Combining New York's primary elections would be a costly and potentially confusing development for voters as elections officials are already planning two primaries in June and August, a top state elections official in a legal brief filed this week said. 

The filing from State Board of Elections Co-Executive Director Kristen Zebrowski Stavisky was made in response to a League of Women Voters-backed lawsuit that seeks to combine New York's two primaries to a single, unified date on Aug. 23.

The primaries for the state Senate and U.S. House races were moved to August after New York's top court determined the legislative boundaries drawn by state lawmakers were unconstitutional. Primaries for the state Assembly and statewide races will remain on June 28.

Two primaries will likely cost local elections officials more money to administer and prepare for, but Stavisky argues that reversing course now and moving all the primaries to August will sow further confusion.

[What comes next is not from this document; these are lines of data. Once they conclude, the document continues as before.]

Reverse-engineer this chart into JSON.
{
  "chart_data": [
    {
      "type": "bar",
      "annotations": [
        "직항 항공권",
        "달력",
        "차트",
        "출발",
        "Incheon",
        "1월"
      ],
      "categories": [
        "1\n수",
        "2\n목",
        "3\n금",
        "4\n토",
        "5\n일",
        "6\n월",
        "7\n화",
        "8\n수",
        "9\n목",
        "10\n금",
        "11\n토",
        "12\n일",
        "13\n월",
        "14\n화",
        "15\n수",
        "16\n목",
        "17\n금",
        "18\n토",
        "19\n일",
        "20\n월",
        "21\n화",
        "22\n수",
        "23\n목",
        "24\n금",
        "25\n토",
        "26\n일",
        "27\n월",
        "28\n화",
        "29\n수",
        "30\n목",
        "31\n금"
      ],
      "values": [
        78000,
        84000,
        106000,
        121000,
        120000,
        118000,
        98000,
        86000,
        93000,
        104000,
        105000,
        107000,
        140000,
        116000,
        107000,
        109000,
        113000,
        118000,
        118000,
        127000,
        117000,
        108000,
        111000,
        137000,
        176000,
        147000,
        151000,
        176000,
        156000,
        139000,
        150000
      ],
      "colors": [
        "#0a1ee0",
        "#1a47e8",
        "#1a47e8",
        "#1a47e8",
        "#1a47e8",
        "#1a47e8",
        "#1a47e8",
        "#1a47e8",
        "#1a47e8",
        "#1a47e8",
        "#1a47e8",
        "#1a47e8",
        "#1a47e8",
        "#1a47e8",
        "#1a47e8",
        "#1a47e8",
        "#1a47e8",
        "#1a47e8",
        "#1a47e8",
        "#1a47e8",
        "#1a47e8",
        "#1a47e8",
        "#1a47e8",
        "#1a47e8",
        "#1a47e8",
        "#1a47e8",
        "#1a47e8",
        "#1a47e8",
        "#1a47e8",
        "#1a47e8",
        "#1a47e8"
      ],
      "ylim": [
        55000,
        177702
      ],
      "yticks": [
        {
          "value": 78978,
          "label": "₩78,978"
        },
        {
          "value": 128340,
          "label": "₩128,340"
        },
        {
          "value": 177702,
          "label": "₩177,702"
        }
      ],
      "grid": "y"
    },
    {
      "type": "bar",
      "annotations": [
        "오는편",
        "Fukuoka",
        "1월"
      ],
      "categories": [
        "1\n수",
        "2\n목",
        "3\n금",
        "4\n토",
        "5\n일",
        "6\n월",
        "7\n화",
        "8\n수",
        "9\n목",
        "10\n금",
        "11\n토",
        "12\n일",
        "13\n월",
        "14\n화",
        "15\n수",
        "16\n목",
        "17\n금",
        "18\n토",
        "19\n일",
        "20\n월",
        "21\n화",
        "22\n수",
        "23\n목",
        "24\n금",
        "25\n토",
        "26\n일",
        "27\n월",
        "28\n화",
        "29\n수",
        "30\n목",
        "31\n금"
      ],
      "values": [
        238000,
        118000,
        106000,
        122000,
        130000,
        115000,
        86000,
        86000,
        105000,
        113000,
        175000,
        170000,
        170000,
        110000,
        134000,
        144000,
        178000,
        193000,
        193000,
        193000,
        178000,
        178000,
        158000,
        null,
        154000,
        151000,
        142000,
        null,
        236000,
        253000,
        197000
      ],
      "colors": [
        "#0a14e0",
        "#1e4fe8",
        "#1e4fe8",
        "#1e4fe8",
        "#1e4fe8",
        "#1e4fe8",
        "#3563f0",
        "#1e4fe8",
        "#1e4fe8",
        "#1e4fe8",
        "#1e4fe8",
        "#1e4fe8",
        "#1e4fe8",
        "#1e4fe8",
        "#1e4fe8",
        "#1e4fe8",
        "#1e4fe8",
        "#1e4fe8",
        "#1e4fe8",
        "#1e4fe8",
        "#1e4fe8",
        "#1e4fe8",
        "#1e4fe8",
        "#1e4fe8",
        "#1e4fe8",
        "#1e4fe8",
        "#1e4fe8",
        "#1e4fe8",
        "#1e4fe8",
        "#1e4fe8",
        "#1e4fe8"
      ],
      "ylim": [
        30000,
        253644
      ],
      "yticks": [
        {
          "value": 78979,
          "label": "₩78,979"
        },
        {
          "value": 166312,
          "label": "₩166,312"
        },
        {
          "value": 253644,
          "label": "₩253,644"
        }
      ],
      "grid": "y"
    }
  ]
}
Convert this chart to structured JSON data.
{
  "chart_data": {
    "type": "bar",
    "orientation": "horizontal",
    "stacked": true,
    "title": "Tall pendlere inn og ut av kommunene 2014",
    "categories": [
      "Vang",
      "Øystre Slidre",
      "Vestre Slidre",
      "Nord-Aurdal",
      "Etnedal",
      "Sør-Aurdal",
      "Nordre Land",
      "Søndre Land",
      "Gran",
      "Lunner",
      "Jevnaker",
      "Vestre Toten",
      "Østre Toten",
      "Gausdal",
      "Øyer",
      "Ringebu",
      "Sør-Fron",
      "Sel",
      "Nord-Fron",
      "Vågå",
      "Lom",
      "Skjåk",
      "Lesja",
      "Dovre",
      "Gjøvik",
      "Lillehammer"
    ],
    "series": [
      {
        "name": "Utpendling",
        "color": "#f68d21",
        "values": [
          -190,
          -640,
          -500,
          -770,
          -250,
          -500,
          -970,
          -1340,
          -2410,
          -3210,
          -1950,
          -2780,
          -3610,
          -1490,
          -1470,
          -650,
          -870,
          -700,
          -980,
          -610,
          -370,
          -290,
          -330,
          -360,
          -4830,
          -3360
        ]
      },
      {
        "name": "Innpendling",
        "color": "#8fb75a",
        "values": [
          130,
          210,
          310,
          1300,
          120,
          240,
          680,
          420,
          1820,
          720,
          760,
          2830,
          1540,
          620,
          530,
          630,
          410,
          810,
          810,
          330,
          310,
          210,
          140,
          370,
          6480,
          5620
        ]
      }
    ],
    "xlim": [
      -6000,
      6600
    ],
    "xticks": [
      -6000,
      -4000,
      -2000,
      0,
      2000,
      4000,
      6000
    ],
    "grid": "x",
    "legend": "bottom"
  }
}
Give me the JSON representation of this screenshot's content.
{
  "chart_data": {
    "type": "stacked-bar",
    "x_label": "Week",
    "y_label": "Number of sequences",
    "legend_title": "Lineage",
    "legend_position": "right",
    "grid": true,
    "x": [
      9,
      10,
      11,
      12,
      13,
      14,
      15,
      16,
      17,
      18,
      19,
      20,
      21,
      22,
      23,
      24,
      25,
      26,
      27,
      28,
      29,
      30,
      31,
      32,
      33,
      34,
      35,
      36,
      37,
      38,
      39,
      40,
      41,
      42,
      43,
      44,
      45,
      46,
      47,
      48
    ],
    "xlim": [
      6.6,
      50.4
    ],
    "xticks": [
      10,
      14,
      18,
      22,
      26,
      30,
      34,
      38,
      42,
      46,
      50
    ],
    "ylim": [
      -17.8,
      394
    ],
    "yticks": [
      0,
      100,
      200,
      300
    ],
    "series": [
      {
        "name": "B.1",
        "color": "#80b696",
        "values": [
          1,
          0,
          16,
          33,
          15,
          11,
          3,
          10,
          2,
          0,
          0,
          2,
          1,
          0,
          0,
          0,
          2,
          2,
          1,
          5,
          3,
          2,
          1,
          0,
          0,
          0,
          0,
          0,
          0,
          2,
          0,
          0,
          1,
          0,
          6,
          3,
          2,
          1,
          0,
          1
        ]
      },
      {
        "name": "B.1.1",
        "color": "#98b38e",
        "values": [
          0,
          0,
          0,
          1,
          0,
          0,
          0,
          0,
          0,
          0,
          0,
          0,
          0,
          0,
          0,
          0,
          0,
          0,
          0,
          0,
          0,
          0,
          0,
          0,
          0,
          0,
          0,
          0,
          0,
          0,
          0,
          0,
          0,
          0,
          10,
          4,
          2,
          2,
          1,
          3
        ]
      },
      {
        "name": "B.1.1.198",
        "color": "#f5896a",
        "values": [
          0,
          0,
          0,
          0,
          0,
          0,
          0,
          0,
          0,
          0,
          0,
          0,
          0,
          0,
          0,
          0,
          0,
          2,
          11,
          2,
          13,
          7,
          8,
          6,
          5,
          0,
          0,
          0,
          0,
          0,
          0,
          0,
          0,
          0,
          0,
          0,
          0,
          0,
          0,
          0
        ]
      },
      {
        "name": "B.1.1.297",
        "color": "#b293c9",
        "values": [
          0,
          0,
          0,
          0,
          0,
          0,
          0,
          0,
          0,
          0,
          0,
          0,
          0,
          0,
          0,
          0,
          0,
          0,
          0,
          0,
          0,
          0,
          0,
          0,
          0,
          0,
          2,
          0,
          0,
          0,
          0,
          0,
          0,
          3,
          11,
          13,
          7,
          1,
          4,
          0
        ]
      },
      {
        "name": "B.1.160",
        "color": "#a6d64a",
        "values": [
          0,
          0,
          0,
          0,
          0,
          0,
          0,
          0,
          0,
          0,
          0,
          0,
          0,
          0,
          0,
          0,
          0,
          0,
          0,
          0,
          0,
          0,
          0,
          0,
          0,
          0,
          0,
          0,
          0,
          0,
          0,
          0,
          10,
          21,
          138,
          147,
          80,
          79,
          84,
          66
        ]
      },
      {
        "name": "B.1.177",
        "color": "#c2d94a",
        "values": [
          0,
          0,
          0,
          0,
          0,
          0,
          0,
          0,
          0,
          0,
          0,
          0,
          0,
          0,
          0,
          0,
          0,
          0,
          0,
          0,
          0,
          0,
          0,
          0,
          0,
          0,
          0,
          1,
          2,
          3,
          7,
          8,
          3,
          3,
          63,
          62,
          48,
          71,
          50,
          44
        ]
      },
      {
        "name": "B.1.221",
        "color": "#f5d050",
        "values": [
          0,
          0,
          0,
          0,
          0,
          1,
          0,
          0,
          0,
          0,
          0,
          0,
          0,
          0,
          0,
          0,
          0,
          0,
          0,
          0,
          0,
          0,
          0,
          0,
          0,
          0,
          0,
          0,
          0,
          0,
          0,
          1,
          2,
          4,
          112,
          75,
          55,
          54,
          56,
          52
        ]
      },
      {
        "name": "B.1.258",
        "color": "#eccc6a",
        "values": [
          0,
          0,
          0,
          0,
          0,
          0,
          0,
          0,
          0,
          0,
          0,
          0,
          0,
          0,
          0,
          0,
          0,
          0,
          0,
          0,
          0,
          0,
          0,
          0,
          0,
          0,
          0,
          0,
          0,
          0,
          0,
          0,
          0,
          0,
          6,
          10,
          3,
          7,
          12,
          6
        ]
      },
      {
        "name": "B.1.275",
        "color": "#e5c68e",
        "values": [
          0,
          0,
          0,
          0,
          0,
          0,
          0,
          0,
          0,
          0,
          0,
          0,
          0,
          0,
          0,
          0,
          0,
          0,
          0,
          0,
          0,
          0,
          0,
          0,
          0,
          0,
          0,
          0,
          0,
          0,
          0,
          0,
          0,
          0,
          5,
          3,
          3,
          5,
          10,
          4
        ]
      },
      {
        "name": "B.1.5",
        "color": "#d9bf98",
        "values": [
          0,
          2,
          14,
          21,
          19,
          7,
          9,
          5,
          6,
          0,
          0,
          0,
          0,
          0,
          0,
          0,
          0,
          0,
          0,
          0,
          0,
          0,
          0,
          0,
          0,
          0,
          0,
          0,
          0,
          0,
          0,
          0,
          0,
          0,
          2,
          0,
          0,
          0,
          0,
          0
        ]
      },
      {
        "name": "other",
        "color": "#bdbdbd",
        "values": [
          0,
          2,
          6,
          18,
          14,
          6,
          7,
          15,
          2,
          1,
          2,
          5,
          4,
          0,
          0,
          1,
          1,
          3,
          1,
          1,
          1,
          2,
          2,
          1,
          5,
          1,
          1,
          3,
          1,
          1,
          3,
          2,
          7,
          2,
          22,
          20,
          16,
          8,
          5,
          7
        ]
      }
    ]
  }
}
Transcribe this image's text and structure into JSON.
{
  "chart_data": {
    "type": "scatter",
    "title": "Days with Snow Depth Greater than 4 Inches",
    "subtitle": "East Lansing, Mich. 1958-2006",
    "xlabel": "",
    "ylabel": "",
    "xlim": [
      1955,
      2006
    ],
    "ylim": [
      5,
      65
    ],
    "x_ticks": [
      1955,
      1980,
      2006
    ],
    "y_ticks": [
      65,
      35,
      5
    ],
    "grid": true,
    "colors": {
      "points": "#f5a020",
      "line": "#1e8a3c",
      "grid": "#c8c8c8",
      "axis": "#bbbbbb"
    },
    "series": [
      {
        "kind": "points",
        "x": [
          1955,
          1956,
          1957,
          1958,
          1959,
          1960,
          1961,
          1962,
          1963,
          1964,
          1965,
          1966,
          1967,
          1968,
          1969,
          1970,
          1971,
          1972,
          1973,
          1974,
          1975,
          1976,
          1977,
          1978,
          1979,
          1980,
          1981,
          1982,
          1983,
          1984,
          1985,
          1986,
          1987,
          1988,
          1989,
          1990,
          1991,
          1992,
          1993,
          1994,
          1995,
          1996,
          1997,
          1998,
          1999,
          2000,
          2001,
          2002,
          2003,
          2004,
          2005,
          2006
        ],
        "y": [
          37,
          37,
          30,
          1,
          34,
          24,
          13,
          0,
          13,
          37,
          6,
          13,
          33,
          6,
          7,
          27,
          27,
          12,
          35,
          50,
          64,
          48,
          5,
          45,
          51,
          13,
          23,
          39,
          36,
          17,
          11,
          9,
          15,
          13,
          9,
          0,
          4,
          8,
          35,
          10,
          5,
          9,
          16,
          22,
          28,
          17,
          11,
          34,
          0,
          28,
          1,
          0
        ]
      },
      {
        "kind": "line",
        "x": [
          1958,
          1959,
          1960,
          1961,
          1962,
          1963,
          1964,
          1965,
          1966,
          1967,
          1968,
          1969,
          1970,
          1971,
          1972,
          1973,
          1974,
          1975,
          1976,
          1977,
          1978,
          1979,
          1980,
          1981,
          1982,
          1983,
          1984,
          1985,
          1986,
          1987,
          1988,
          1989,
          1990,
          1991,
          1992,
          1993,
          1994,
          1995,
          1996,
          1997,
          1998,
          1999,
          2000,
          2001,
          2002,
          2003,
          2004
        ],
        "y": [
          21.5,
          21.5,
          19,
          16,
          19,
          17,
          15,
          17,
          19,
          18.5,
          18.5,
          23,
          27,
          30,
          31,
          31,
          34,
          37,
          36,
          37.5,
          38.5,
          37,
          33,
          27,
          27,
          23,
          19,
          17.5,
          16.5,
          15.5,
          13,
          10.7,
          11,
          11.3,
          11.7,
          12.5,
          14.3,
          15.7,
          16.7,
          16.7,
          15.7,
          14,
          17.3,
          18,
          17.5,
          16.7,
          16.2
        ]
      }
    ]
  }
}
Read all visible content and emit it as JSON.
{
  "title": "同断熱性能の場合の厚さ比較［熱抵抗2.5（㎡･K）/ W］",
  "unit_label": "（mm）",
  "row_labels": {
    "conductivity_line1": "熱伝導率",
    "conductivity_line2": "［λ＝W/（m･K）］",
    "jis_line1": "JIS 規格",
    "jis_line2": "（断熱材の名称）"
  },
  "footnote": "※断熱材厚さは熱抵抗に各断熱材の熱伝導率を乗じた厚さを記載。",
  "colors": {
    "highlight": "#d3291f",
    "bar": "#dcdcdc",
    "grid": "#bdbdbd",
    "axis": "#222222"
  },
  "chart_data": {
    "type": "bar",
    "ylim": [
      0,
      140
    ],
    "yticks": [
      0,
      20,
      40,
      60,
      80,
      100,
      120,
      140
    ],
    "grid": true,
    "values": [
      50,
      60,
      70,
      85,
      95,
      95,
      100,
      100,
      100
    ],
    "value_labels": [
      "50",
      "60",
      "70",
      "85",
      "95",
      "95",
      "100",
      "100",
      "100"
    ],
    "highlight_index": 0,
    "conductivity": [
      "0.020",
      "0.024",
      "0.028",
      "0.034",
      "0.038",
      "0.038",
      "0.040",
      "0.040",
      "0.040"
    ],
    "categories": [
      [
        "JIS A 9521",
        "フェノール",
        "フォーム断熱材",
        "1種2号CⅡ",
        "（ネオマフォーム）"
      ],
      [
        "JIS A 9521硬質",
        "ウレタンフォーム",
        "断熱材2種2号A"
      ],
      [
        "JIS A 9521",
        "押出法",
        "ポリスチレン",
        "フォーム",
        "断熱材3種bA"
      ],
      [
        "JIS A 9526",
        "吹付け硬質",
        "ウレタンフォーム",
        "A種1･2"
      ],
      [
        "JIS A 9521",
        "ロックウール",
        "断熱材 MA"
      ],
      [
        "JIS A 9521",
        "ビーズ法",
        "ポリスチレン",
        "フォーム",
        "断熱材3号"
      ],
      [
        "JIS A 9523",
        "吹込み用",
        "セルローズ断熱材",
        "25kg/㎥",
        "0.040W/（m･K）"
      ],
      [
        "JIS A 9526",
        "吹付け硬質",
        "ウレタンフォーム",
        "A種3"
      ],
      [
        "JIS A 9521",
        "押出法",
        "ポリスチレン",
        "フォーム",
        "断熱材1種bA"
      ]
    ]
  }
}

Test ballots for pre-election testing have been printed in most counties, as well as New York City. Early voting election ballots for the primary have also been printed. 

"If the statewide candidates were to change now, the ability of boards of elections to timely test election machines for the remaining primaries would be imperiled," she wrote in the filing. "New York requires every voting machine to be programmed then tested with paper ballots to ensure the machines are tabulating ballots correctly. This is a time consuming but crucial process to ensure election integrity. A change to the ballot requires reprogramming voting machines, reprinting ballots and retesting machines."

Elections officials have already hired more than 50,000 poll workers and have scheduled them to work for early voting and the primary day itself, and allocations for vehicle rental and transportation of equipment to the polling sites have been approved. 

And local elections are already informing voters of the primary dates through the mail. 

"New York City and other boards have engaged media campaigns to inform voters about the multiple primaries and what contests will appear at which election," she wrote. "Undoing these communications will cause massive voter confusion."